ボクの“好ましい対象”の条件をすべて満たしている」
「条件って言い方やめろ、余計ヤバいから」
惣一郎が頭を抱える一方で、青見は少し考えるように指を組んだ。
「……まあ、安生家の好みは、だいたい決まってるぞ」
「知っているのか」
「向こうがそういう話してるの、ちょいちょい聞くからな」
青見は肩をすくめた。
「自分より背が高くて、兄さんや親父みたいに鍛えてあって、頼り甲斐がある男。
できれば、ちゃんとした定職についてるやつ、って感じだ」
「ふむ」
勇吾は即座に計算を始める。
「ボクの身長は一八五。条件クリア」
「最初から高ぇんだよな、お前」
「筋肉量は、兄や父と比較して不足。鍛錬が必要」
「そういうのは比べなくていい」
「問題は、定職だな」
勇吾は真剣な顔で続けた。
「ミネルヴァ・コーポレーションの設備をもう一度乗っ取って、経営権を奪えば――」
「ダメ」
青見と惣一郎、そして背後からすっと現れた第三の声がハモった。
「それは真っ先にダメな方向だから」
トレーを片づけ終えた氷室英が、いつもの柔らかい笑みを浮かべて立っていた。
「また物騒な発想してるね、勇吾くん」
「英」
勇吾は、少しだけ背筋を伸ばす。
「ボクは安生家の誰かと結婚するために、条件を満たす必要があると判断した」
「話が飛躍してるのは、相変わらずだね」
英はくすっと笑った。
「でも、“誰かのことを好きになるから、自分を鍛えようとする”のは、悪くないよ。
己の意志がそこにあるなら、ボクは応援する」
そう言って、勇吾の頭をぽん、と軽く叩く。
「で、どうするつもり?」
「青見。ボクが、お前のような身体になるには、どのくらい鍛えればいい?」
勇吾は真っ直ぐに尋ねた。
青見は少しだけ考え、真面目な声で答える。
「真面目にやって、二、三年かな。
安生道場に入って、ちゃんと基礎からやれば、十分変われる」
「安生道場……」
勇吾の目が、炎の芯みたいにきらっと光った。
「英。ボクは安生道場に入門したい」
「いいんじゃない?」
英はあっさり頷いた。
「月謝はボクが出すよ。
勇吾くんが“自分の意志で選んだ道”なら、その初期費用を出すくらい、保護者としての仕事だからね」
「感謝する」
「ただし」
英の声色が少しだけ変わる。
「定職については、ちょっと真面目に考えようか。
ボクの仕事、君をそのまま弟子にすると、世間的にはあんまり“堅気”じゃないからね」
「じゃあ、世間をボクの方に合わせれば――」
「そういう発想が、SAN値ゼロなんだよ」
英は微笑んだまま、はっきりとツッコんだ。
「人間として生きるって決めた以上、“人間社会のルール”も覚えようね。
まずは、道場と学校、そしてバイトからかな」
「了解した。

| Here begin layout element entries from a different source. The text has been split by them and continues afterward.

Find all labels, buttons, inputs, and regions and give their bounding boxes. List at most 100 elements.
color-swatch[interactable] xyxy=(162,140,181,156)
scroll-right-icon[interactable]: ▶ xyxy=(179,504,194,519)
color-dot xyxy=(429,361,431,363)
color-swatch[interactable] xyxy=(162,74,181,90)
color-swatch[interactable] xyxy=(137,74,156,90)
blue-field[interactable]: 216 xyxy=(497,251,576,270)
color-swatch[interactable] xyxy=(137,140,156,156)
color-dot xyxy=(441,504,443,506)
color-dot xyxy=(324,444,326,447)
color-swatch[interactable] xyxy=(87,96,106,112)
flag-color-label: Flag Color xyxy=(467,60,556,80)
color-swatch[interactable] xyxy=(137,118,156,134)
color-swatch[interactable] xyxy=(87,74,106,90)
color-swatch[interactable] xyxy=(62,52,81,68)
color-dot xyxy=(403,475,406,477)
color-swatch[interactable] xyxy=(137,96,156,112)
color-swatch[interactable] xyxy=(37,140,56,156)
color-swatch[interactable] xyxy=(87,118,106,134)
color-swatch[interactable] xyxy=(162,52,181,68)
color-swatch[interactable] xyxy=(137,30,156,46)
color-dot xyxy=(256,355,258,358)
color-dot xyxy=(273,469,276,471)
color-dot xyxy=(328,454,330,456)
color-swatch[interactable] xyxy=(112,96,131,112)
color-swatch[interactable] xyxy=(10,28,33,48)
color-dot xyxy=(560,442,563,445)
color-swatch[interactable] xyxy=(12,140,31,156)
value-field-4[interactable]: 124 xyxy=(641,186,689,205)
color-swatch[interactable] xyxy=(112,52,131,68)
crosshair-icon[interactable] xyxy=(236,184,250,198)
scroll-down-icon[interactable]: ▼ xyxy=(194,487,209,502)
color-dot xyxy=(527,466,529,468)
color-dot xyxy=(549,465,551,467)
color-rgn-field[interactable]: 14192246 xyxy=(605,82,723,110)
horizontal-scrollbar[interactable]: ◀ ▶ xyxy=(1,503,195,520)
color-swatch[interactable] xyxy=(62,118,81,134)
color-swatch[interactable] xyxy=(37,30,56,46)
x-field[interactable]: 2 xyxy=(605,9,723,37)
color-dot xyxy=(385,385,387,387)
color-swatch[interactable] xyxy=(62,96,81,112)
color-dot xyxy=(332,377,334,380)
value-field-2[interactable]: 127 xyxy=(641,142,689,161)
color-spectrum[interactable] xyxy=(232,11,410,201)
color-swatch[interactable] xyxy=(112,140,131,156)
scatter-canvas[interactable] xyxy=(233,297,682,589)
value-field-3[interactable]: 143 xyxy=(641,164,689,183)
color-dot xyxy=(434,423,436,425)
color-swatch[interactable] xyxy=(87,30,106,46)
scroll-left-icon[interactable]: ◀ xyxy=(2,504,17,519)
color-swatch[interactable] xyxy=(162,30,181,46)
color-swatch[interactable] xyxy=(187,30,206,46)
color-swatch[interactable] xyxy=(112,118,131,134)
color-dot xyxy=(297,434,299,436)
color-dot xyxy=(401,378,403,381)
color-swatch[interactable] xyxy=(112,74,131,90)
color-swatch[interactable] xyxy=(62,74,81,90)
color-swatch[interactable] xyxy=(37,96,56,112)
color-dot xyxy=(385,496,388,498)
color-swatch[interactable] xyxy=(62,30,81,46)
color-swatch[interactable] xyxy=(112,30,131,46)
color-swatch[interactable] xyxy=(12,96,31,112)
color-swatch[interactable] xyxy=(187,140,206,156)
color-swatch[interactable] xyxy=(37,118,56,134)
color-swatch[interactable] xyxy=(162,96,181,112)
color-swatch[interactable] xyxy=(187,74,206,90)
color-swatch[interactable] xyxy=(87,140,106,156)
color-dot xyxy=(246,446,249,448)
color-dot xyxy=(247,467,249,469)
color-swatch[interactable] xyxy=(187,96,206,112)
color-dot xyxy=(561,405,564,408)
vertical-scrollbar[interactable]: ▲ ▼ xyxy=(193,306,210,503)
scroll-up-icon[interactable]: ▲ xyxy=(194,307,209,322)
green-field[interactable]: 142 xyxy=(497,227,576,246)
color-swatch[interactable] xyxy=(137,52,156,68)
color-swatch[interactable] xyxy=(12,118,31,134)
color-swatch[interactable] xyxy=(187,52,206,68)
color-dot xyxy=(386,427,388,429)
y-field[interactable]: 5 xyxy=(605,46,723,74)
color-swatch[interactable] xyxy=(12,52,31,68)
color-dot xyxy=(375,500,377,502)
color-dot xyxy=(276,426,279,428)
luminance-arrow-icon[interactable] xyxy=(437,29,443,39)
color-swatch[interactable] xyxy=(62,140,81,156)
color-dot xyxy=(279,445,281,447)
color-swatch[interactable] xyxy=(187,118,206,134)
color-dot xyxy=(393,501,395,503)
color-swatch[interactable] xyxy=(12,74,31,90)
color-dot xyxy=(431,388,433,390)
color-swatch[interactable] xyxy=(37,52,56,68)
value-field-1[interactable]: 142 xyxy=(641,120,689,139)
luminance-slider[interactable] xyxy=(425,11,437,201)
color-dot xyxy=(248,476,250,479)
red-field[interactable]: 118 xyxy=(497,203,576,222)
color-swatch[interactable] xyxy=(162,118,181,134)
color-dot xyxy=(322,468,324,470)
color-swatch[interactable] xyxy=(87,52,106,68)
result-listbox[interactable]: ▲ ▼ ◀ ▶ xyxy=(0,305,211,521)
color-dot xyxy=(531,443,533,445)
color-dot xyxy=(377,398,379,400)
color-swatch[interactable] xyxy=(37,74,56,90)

人間社会プロトコルを更新する」
「その言い方やめなさいって」
惣一郎が笑い、青見が肩をすくめる。
カフェテリアの向こうでは、安生4姉妹が片づけに回り始めていた。
勇吾は、その背中をもう一度だけ見つめる。
(見てろよ)
胸の奥で、炎がゆっくりと灯る。
(ボクは二、三年で、条件を全部満たす)
敗者たちが流れ着く街・郡山。
その片隅で、ミネルヴァの逃亡実験体は、
初恋と一緒に、新しい修行を始めることにしたのだった。